BEVERLY HILLS, Calif. – Fans of this month's Academy Awards — and nominees themselves — are in for something new at Hollywood's biggest party, the show's overseers said Monday.
Sid Ganis, president of the Academy of Motion Picture Arts and Sciences, told the 112 contenders gathered at the annual nominees luncheon to expect a lot of new things at the Feb. 22 ceremony.
"Your categories are being presented in a completely different way. Heads up," Ganis told actors. "Cinematographers, editors, composers. All of you guys. You're in for a big surprise."
Ganis did not elaborate, in keeping with Oscar organizers' efforts to maintain secrecy about the show, including the names of awards presenters.
While academy officials kept mum, nominees had plenty to say as a mix of first-time contenders and old hands turned up at a news conference before the luncheon.
Going zero-for-five on her previous Oscar nominations, best-actress contender Kate Winslet said the experience has given her a "good losing face." Yet considering her competition this time — including Meryl Streep with a record 15 nominations — Winslet said she felt the honor and intensity even more this time.
"I get very emotional about these things, I discover. I think I'm not cut out for this. I'm too emotional to lose, and I'm too emotional to win," said Winslet, nominated for her role as a former concentration-camp guard in "The Reader."
"I sort of wish there was some lessons in how to cope with awards seasons, even though I've gone through it so many times before. It always feels like the first time."
While Winslet has become a perpetual nominee, Robert Downey Jr. has not been up for an Oscar in 16 years, since he earned a best-actor slot for the title role in "Chaplin."
Downey found irony in his supporting-actor nomination for "Tropic Thunder," in which he's cast as an obsessed actor who undergoes a medical procedure to darken his skin to play a black soldier.
"The funny thing is, I was playing an Oscar-crazed weirdo whose every motivation was somehow geared toward accolades," Downey said.
Downey is back on top in Hollywood after years of substance-abuse problems. Another Hollywood reclamation project, Mickey Rourke, has a best-actor nomination for "The Wrestler," playing a former ring star with a fresh shot at glory.
The story mirrors the real life of Rourke, who squandered his early promise with bad behavior off-screen.
"I was out of work for about 14 years," Rourke said, adding that his biggest surprise this awards season was "the fact that so many years went by and I got a second chance."
Penelope Cruz — earning her second Oscar nomination, this one for supporting actress as a volatile artist in "Vicky Cristina Barcelona" — said winning would be great, but she simply wants to cherish the whole Oscar ride.
"I am so happy to be part of a group of people that can work, that can make a living out of this profession that I've loved so much since I was a little girl, that I really don't want to obsess about winning," Cruz said.
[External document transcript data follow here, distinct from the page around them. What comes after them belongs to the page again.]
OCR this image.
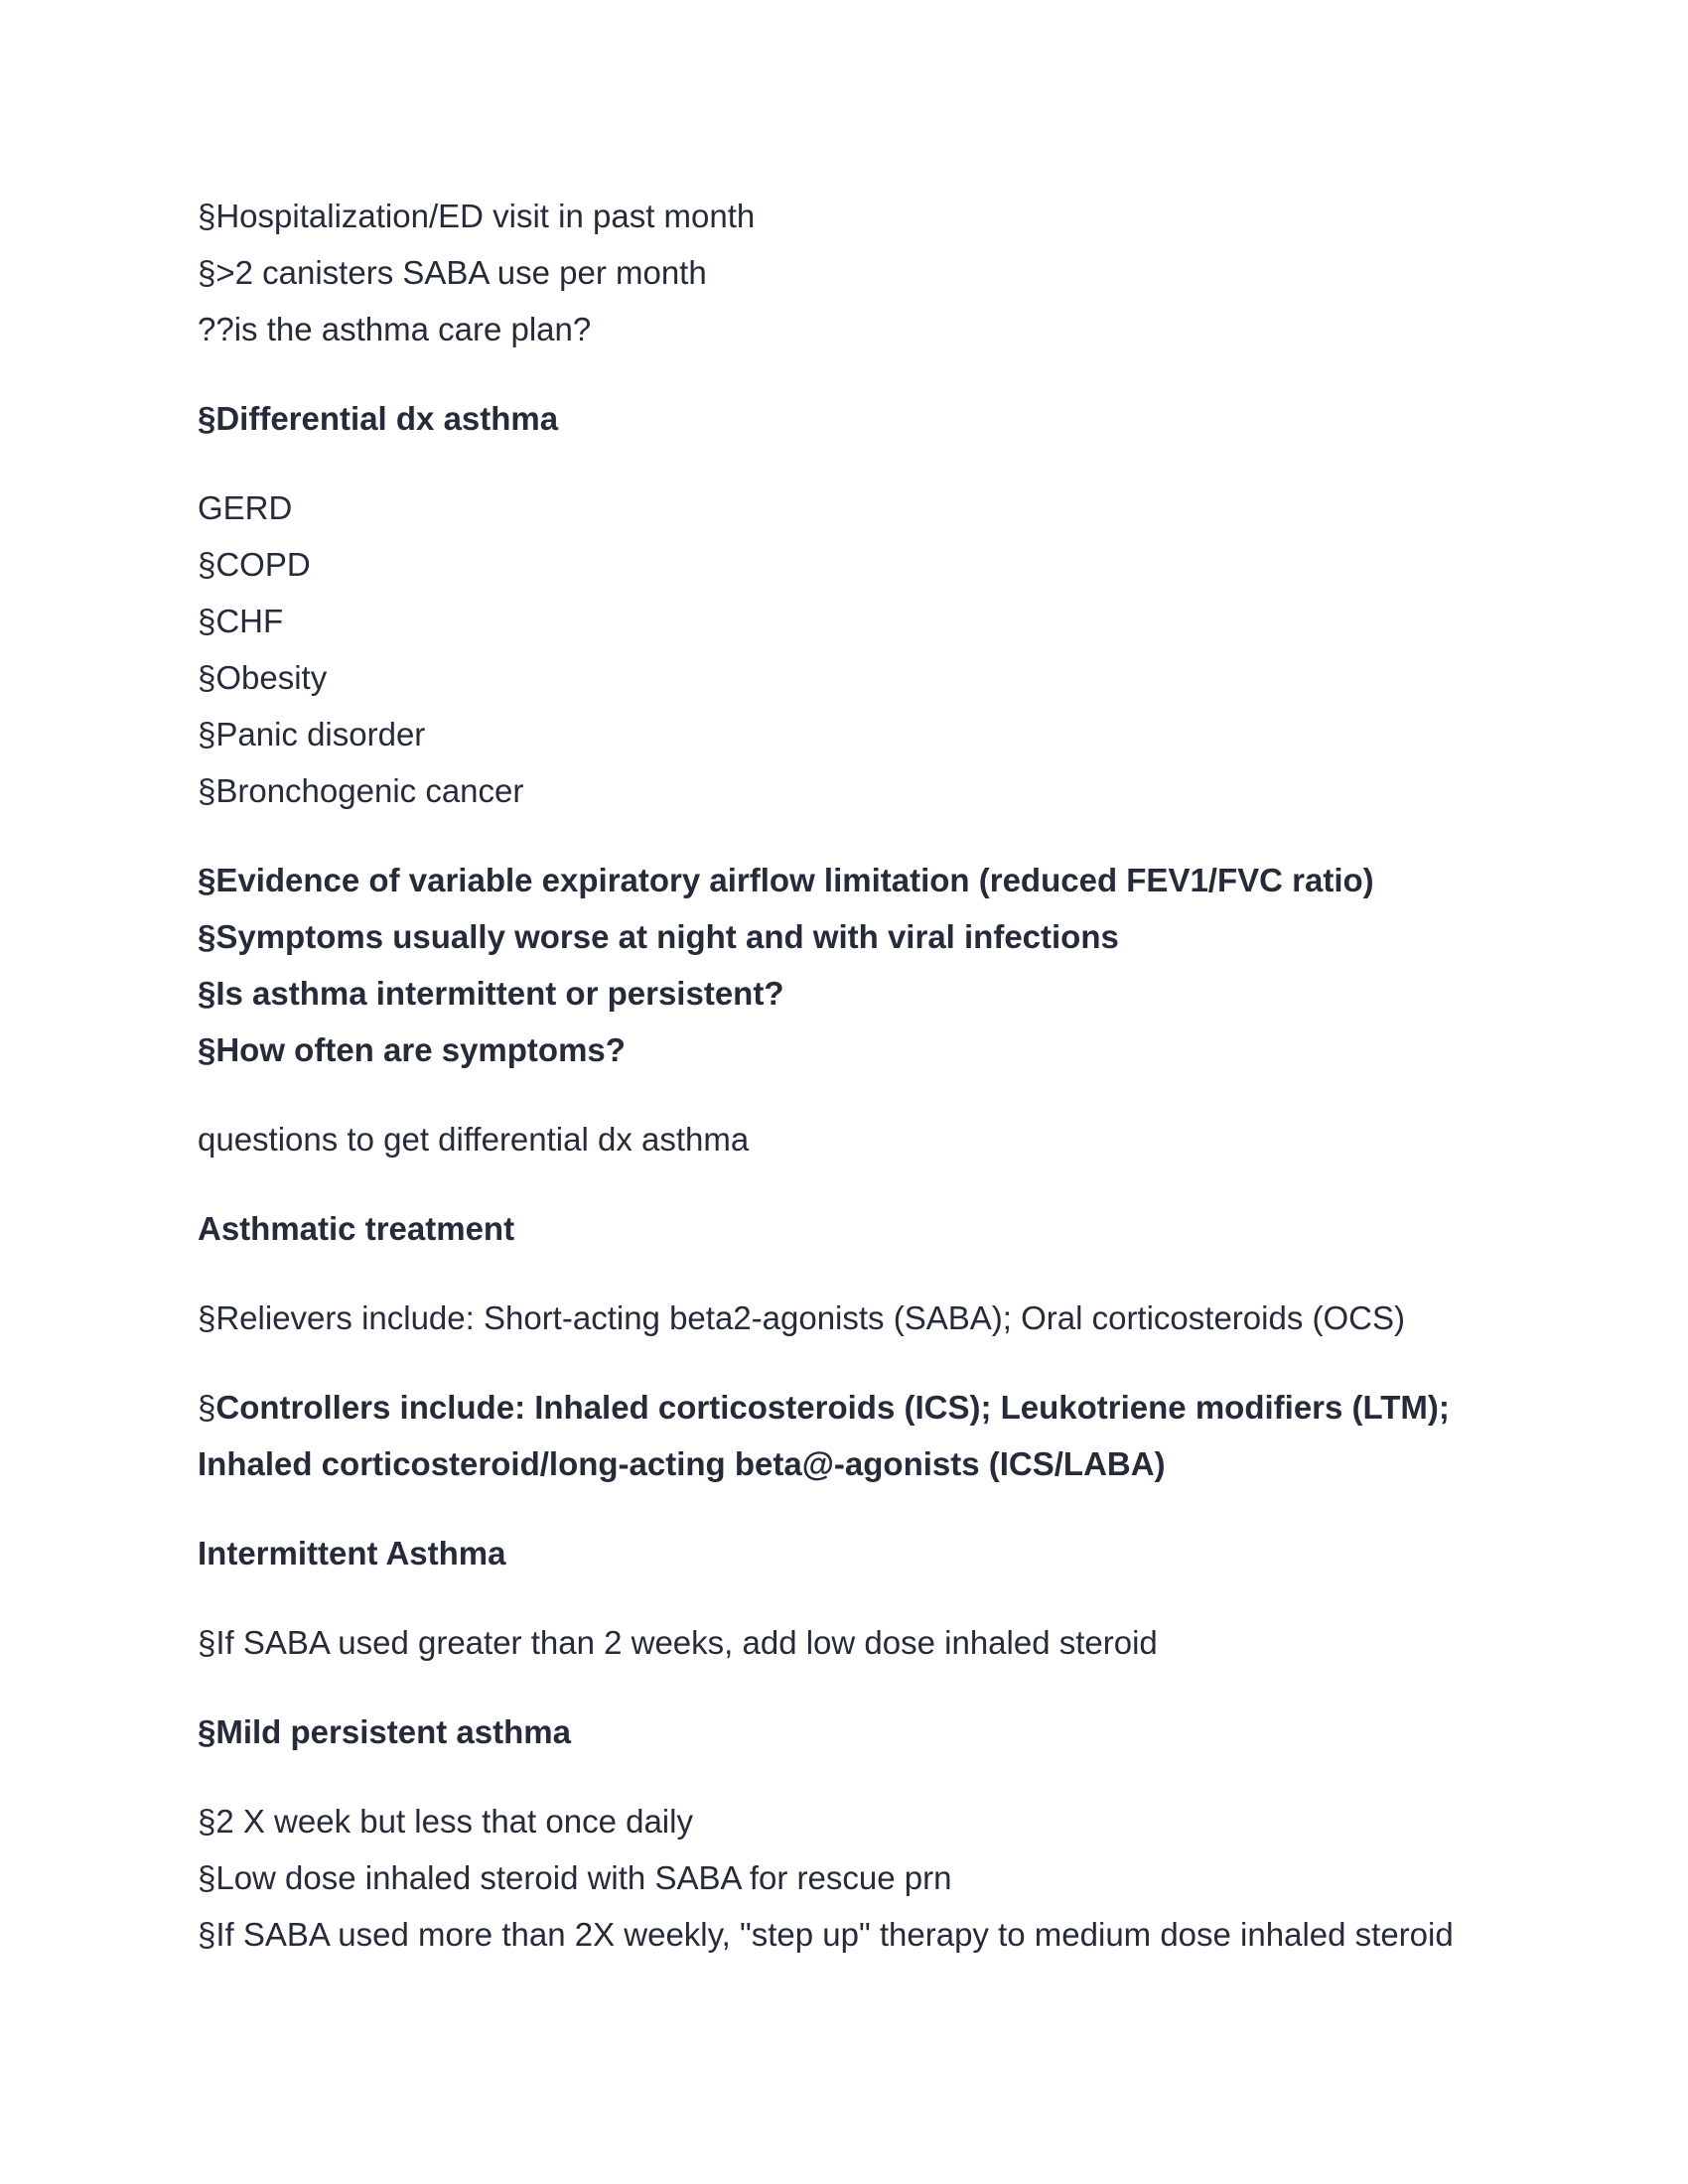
§Hospitalization/ED visit in past month
§>2 canisters SABA use per month
??is the asthma care plan?
§Differential dx asthma
GERD
§COPD
§CHF
§Obesity
§Panic disorder
§Bronchogenic cancer
§Evidence of variable expiratory airflow limitation (reduced FEV1/FVC ratio)
§Symptoms usually worse at night and with viral infections
§Is asthma intermittent or persistent?
§How often are symptoms?
questions to get differential dx asthma
Asthmatic treatment
§Relievers include: Short-acting beta2-agonists (SABA); Oral corticosteroids (OCS)
§Controllers include: Inhaled corticosteroids (ICS); Leukotriene modifiers (LTM);
Inhaled corticosteroid/long-acting beta@-agonists (ICS/LABA)
Intermittent Asthma
§If SABA used greater than 2 weeks, add low dose inhaled steroid
§Mild persistent asthma
§2 X week but less that once daily
§Low dose inhaled steroid with SABA for rescue prn
§If SABA used more than 2X weekly, "step up" therapy to medium dose inhaled steroid
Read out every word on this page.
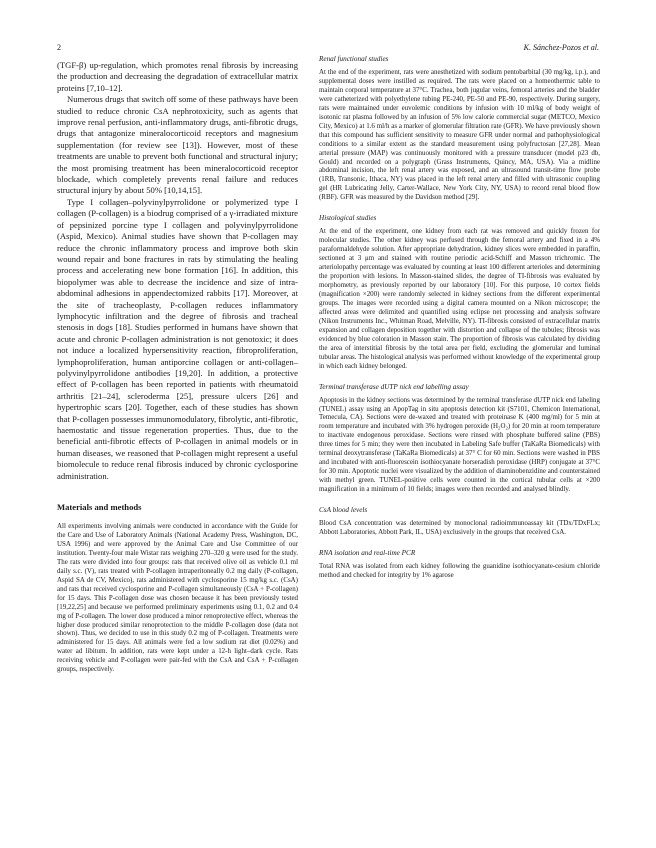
2	K. Sánchez-Pozos et al.

(TGF-β) up-regulation, which promotes renal fibrosis by increasing the production and decreasing the degradation of extracellular matrix proteins [7,10–12].

Numerous drugs that switch off some of these pathways have been studied to reduce chronic CsA nephrotoxicity, such as agents that improve renal perfusion, anti-inflammatory drugs, anti-fibrotic drugs, drugs that antagonize mineralocorticoid receptors and magnesium supplementation (for review see [13]). However, most of these treatments are unable to prevent both functional and structural injury; the most promising treatment has been mineralocorticoid receptor blockade, which completely prevents renal failure and reduces structural injury by about 50% [10,14,15].

Type I collagen–polyvinylpyrrolidone or polymerized type I collagen (P-collagen) is a biodrug comprised of a γ-irradiated mixture of pepsinized porcine type I collagen and polyvinylpyrrolidone (Aspid, Mexico). Animal studies have shown that P-collagen may reduce the chronic inflammatory process and improve both skin wound repair and bone fractures in rats by stimulating the healing process and accelerating new bone formation [16]. In addition, this biopolymer was able to decrease the incidence and size of intra-abdominal adhesions in appendectomized rabbits [17]. Moreover, at the site of tracheoplasty, P-collagen reduces inflammatory lymphocytic infiltration and the degree of fibrosis and tracheal stenosis in dogs [18]. Studies performed in humans have shown that acute and chronic P-collagen administration is not genotoxic; it does not induce a localized hypersensitivity reaction, fibroproliferation, lymphoproliferation, human antiporcine collagen or anti-collagen–polyvinylpyrrolidone antibodies [19,20]. In addition, a protective effect of P-collagen has been reported in patients with rheumatoid arthritis [21–24], scleroderma [25], pressure ulcers [26] and hypertrophic scars [20]. Together, each of these studies has shown that P-collagen possesses immunomodulatory, fibrolytic, anti-fibrotic, haemostatic and tissue regeneration properties. Thus, due to the beneficial anti-fibrotic effects of P-collagen in animal models or in human diseases, we reasoned that P-collagen might represent a useful biomolecule to reduce renal fibrosis induced by chronic cyclosporine administration.

Materials and methods

All experiments involving animals were conducted in accordance with the Guide for the Care and Use of Laboratory Animals (National Academy Press, Washington, DC, USA 1996) and were approved by the Animal Care and Use Committee of our institution. Twenty-four male Wistar rats weighing 270–320 g were used for the study. The rats were divided into four groups: rats that received olive oil as vehicle 0.1 ml daily s.c. (V), rats treated with P-collagen intraperitoneally 0.2 mg daily (P-collagen, Aspid SA de CV, Mexico), rats administered with cyclosporine 15 mg/kg s.c. (CsA) and rats that received cyclosporine and P-collagen simultaneously (CsA + P-collagen) for 15 days. This P-collagen dose was chosen because it has been previously tested [19,22,25] and because we performed preliminary experiments using 0.1, 0.2 and 0.4 mg of P-collagen. The lower dose produced a minor renoprotective effect, whereas the higher dose produced similar renoprotection to the middle P-collagen dose (data not shown). Thus, we decided to use in this study 0.2 mg of P-collagen. Treatments were administered for 15 days. All animals were fed a low sodium rat diet (0.02%) and water ad libitum. In addition, rats were kept under a 12-h light–dark cycle. Rats receiving vehicle and P-collagen were pair-fed with the CsA and CsA + P-collagen groups, respectively.

Renal functional studies

At the end of the experiment, rats were anesthetized with sodium pentobarbital (30 mg/kg, i.p.), and supplemental doses were instilled as required. The rats were placed on a homeothermic table to maintain corporal temperature at 37°C. Trachea, both jugular veins, femoral arteries and the bladder were catheterized with polyethylene tubing PE-240, PE-50 and PE-90, respectively. During surgery, rats were maintained under euvolemic conditions by infusion with 10 ml/kg of body weight of isotonic rat plasma followed by an infusion of 5% low calorie commercial sugar (METCO, Mexico City, Mexico) at 1.6 ml/h as a marker of glomerular filtration rate (GFR). We have previously shown that this compound has sufficient sensitivity to measure GFR under normal and pathophysiological conditions to a similar extent as the standard measurement using polyfructosan [27,28]. Mean arterial pressure (MAP) was continuously monitored with a pressure transducer (model p23 db, Gould) and recorded on a polygraph (Grass Instruments, Quincy, MA, USA). Via a midline abdominal incision, the left renal artery was exposed, and an ultrasound transit-time flow probe (1RB, Transonic, Ithaca, NY) was placed in the left renal artery and filled with ultrasonic coupling gel (HR Lubricating Jelly, Carter-Wallace, New York City, NY, USA) to record renal blood flow (RBF). GFR was measured by the Davidson method [29].

Histological studies

At the end of the experiment, one kidney from each rat was removed and quickly frozen for molecular studies. The other kidney was perfused through the femoral artery and fixed in a 4% paraformaldehyde solution. After appropriate dehydration, kidney slices were embedded in paraffin, sectioned at 3 μm and stained with routine periodic acid-Schiff and Masson trichromic. The arteriolopathy percentage was evaluated by counting at least 100 different arterioles and determining the proportion with lesions. In Masson-stained slides, the degree of TI-fibrosis was evaluated by morphometry, as previously reported by our laboratory [10]. For this purpose, 10 cortex fields (magnification ×200) were randomly selected in kidney sections from the different experimental groups. The images were recorded using a digital camera mounted on a Nikon microscope; the affected areas were delimited and quantified using eclipse net processing and analysis software (Nikon Instruments Inc., Whitman Road, Melville, NY). TI-fibrosis consisted of extracellular matrix expansion and collagen deposition together with distortion and collapse of the tubules; fibrosis was evidenced by blue coloration in Masson stain. The proportion of fibrosis was calculated by dividing the area of interstitial fibrosis by the total area per field, excluding the glomerular and luminal tubular areas. The histological analysis was performed without knowledge of the experimental group in which each kidney belonged.

Terminal transferase dUTP nick end labelling assay

Apoptosis in the kidney sections was determined by the terminal transferase dUTP nick end labeling (TUNEL) assay using an ApopTag in situ apoptosis detection kit (S7101, Chemicon International, Temecula, CA). Sections were de-waxed and treated with proteinase K (400 mg/ml) for 5 min at room temperature and incubated with 3% hydrogen peroxide (H₂O₂) for 20 min at room temperature to inactivate endogenous peroxidase. Sections were rinsed with phosphate buffered saline (PBS) three times for 5 min; they were then incubated in Labeling Safe buffer (TaKaRa Biomedicals) with terminal deoxytransferase (TaKaRa Biomedicals) at 37° C for 60 min. Sections were washed in PBS and incubated with anti-fluorescein isothiocyanate horseradish peroxidase (HRP) conjugate at 37°C for 30 min. Apoptotic nuclei were visualized by the addition of diaminobenzidine and counterstained with methyl green. TUNEL-positive cells were counted in the cortical tubular cells at ×200 magnification in a minimum of 10 fields; images were then recorded and analysed blindly.

CsA blood levels

Blood CsA concentration was determined by monoclonal radioimmunoassay kit (TDx/TDxFLx; Abbott Laboratories, Abbott Park, IL, USA) exclusively in the groups that received CsA.

RNA isolation and real-time PCR

Total RNA was isolated from each kidney following the guanidine isothiocyanate-cesium chloride method and checked for integrity by 1% agarose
Oscar newcomer Melissa Leo, a best-actress nominee for her role as a destitute mom who turns to crime in the border-smuggling drama "Frozen River," said she never gave a thought about competing for an Academy Award.
"I'm an actor. I think about what the next job is. I think about what my character is. I think about what my director's needs are. I don't dream about this. So it's a dream I have not yet dared to dream," Leo said. "Win, lose or draw come the 22nd, I've gotten more than I ever dreamt of."
Frank Langella, a first-time nominee with an acclaimed stage background, said his Oscar nomination as Richard Nixon in "Frost/Nixon" was a career high-point but that it would not alter his career.
"I don't really think that I'm suddenly going to turn into one of those actors who makes millions and millions of dollars and stars in films holding a gun," said Langella, who reprised the role he originated on stage alongside co-star Michael Sheen. "I'm very lucky that I can continue to work on the stage almost any time I want. I think I'll just continue along apace."
Supporting-actress contender Viola Davis summed up what it feels like to be a first-time nominee having lunch with such Oscar veterans as Winslet, Downey, Cruz and Sean Penn.
"This is probably a morbid metaphor. People say if you're in a major accident and your whole life flashes before you, and of course, it's always all the important moments," said Davis, nominated for playing a mother whose son may have been abused by a priest in "Doubt." "This would be one of the moments that would flash."